DGX Spark cluster - Multiple Spark units stacked

The more interesting result is methodological. On the 200 GbE fabric connecting two Sparks, the choice between tensor parallelism and pipeline parallelism matters more than any difference between the three OEMs, and for batched inference at any reasonable concurrency, pipeline parallelism is the better fit. TP=2’s per-layer all-reduce traffic does not survive the trip across a ConnectX-7 link without leaving compute idle, and PP=2’s pipeline bubble cost amortizes into the steady-state stream as soon as the batch fills the pipeline. NVIDIA’s documentation defaults to TP for a defensible reason: their primary positioning for Spark is interactive single-stream serving with tight TTFT, which is the one regime where TP=2 wins outright. The moment the workload looks like serving infrastructure rather than a chat interface, the calculus inverts.
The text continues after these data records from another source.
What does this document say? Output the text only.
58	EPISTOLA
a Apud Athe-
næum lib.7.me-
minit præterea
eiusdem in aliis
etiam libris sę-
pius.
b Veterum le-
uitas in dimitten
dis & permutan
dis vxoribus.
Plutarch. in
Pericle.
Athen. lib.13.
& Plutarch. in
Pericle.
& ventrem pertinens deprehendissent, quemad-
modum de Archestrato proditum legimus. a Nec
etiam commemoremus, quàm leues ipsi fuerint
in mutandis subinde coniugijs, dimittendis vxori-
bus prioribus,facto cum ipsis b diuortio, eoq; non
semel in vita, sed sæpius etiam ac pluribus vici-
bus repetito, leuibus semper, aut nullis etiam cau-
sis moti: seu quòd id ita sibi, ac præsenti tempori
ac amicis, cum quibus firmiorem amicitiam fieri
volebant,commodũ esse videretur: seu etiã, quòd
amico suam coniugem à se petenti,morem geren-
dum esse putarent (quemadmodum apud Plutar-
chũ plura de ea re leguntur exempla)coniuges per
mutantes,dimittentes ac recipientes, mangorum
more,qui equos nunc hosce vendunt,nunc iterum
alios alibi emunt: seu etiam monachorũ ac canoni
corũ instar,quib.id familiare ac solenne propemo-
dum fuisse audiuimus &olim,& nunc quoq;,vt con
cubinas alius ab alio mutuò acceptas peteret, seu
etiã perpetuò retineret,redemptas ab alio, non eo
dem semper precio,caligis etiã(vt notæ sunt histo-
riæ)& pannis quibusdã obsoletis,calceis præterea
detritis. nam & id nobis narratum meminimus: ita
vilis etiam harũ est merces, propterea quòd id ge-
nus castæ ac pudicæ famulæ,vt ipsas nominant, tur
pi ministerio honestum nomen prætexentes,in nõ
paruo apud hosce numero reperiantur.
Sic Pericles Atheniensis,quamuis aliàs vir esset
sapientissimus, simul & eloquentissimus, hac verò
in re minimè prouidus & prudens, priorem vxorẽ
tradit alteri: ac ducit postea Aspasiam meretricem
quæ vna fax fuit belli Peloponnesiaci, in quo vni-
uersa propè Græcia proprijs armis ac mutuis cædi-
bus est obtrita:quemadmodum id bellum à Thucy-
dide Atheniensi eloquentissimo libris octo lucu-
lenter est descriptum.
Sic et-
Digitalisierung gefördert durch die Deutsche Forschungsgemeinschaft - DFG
That inversion reinforces what the Spark is and is not. A two-node Spark cluster is a development and learning platform that lets a single engineer see distributed inference behavior firsthand on a network fast enough to mimic a real datacenter fabric, yet constrained enough to expose the bottlenecks that production deployments work around at scale.

Larger Spark configurations are worth examining on their own terms, with workloads and parallelism strategies suited to that scale, and we have that work on the roadmap. Separately, the next experiment queued behind this one shifts from inference to training: a sub-1B-parameter model trained from scratch on a dual-Spark cluster, configured to mirror the distributed pre-training conditions of much larger systems. That work is paused while we wait for the optics for our new 800 Gb lab core switch, and we expect to publish it once the new core is online.